ProBassAngler's Corner



02/14/05 Pre Spawn By The Book, By Tom Mann Jr.

Winning the FLW Tour Stop at Florida's Lake Toho,  Georgia pro, Tom Mann Jr. established perhaps the classic "textbook" pattern for pre spawn bass.  The lessons learned here will play out again and again on just about any lake that has bass.

"When we got to Toho, for the second time, (BASS fished Toho in January,) there was a warming trend taking place and there were many male bass up on beds.  These male bass were typically smaller fish, certainly not the kind that you could win a tournament with.  Instead of getting mixed up fishing for smaller fish, I spent most of my practice trying to find staging areas, where large females would be waiting for conditions to be perfect before they would move to the shallows."

"Male bass will go to the shallows and start the process of finding a place to build a nest, and actually begin building a nest before the females will move in.  Often when a cold front passes, it pushes the males back out to deeper water and slows the spawning process.  It has been my experience that the biggest females are not coming into the shallows until the weather has stabilized.  The key for catching the bigger fish is finding where they stage before moving into the shallows."

"At Toho, I found bigger, staging females on the clumps of grass that were furthest from the shore.  My key area was about an 800 yard stretch of bank that had grass out to about 75 yards off the bank.  In practice and in the first two days of the tournament, the grass clumps that were isolated way off the shore is where these big females were hanging out."

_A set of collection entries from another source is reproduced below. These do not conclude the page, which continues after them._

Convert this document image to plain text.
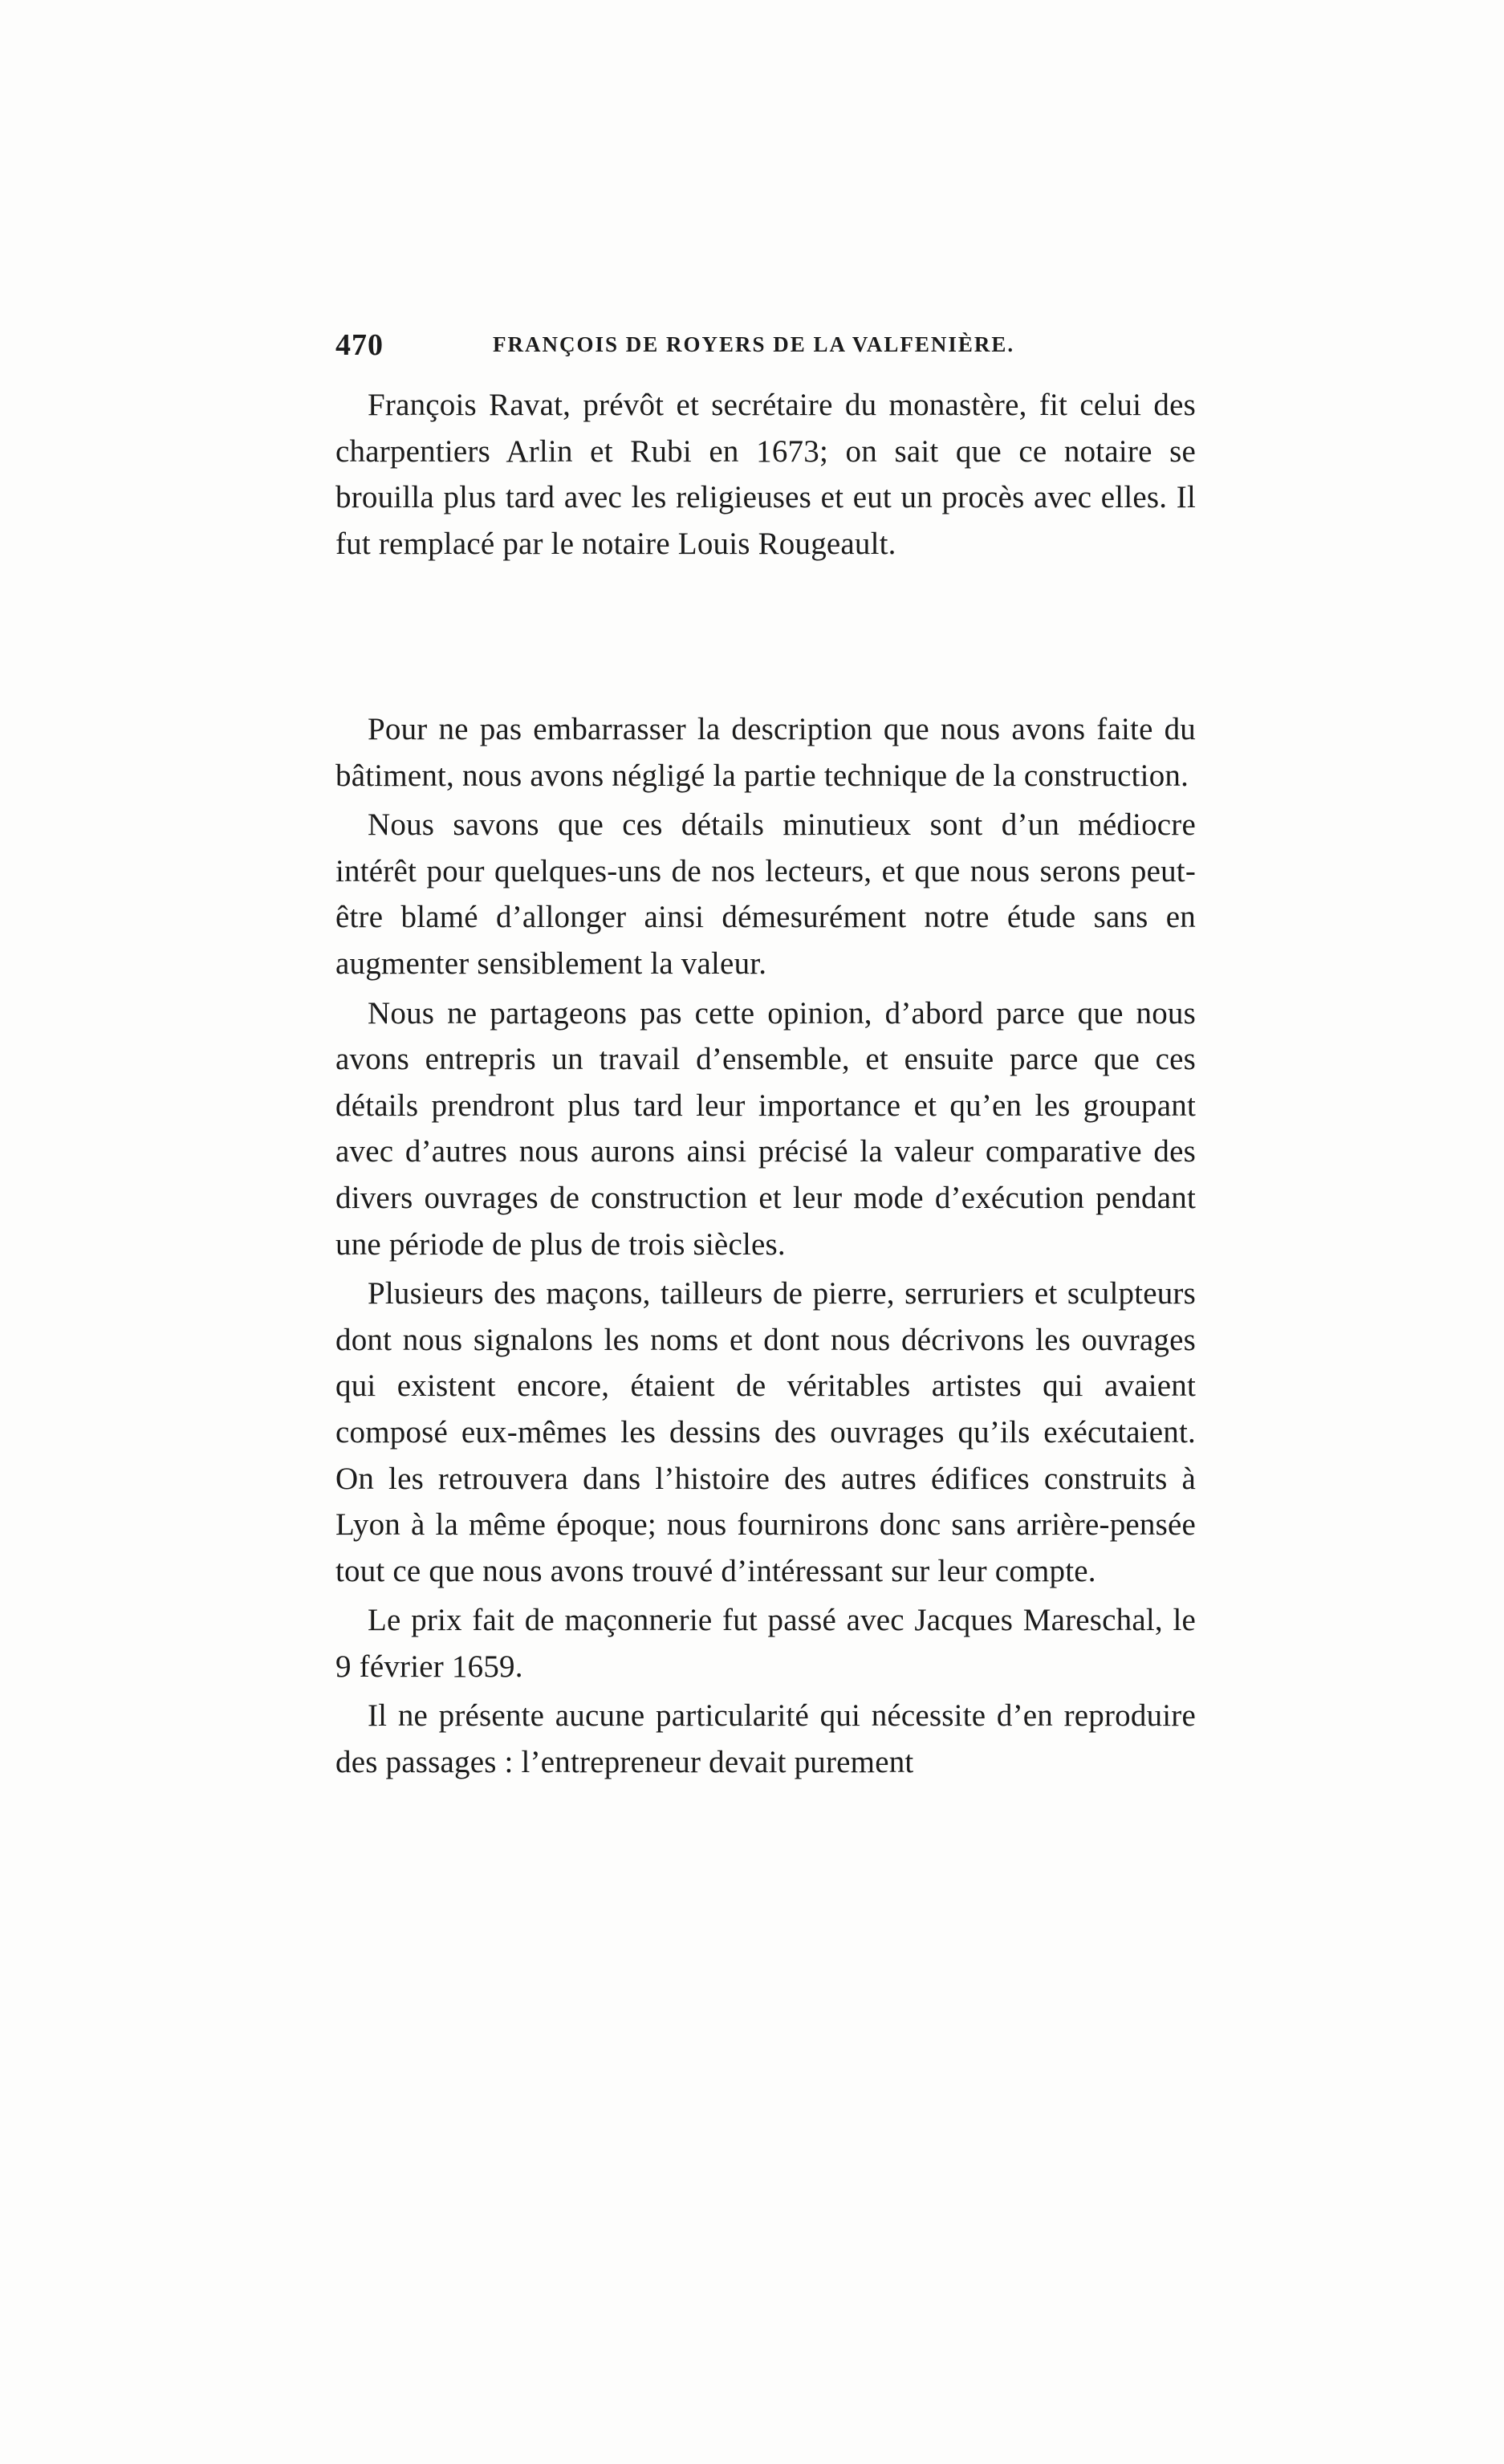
470	FRANÇOIS DE ROYERS DE LA VALFENIÈRE.

François Ravat, prévôt et secrétaire du monastère, fit celui des charpentiers Arlin et Rubi en 1673; on sait que ce notaire se brouilla plus tard avec les religieuses et eut un procès avec elles. Il fut remplacé par le notaire Louis Rougeault.

Pour ne pas embarrasser la description que nous avons faite du bâtiment, nous avons négligé la partie technique de la construction.

Nous savons que ces détails minutieux sont d’un médiocre intérêt pour quelques-uns de nos lecteurs, et que nous serons peut-être blamé d’allonger ainsi démesurément notre étude sans en augmenter sensiblement la valeur.

Nous ne partageons pas cette opinion, d’abord parce que nous avons entrepris un travail d’ensemble, et ensuite parce que ces détails prendront plus tard leur importance et qu’en les groupant avec d’autres nous aurons ainsi précisé la valeur comparative des divers ouvrages de construction et leur mode d’exécution pendant une période de plus de trois siècles.

Plusieurs des maçons, tailleurs de pierre, serruriers et sculpteurs dont nous signalons les noms et dont nous décrivons les ouvrages qui existent encore, étaient de véritables artistes qui avaient composé eux-mêmes les dessins des ouvrages qu’ils exécutaient. On les retrouvera dans l’histoire des autres édifices construits à Lyon à la même époque; nous fournirons donc sans arrière-pensée tout ce que nous avons trouvé d’intéressant sur leur compte.

Le prix fait de maçonnerie fut passé avec Jacques Mareschal, le 9 février 1659.

Il ne présente aucune particularité qui nécessite d’en reproduire des passages : l’entrepreneur devait purement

"Another real important lesson here is what happens to the bass when a cold front passes through.  We always watch the weather, so I knew that a front would come in and when this happens during the early Spring, it can really send everything into reverse.  That is why during the final round, so few limits were caught. Even counting on the small males to be on the beds is kind of a sucker's bet because if a front comes through, at let's face it, it is Winter, the drop in water temperature and if the water gets dirty, you had better know where the bass will move to, because they will not be on the banks."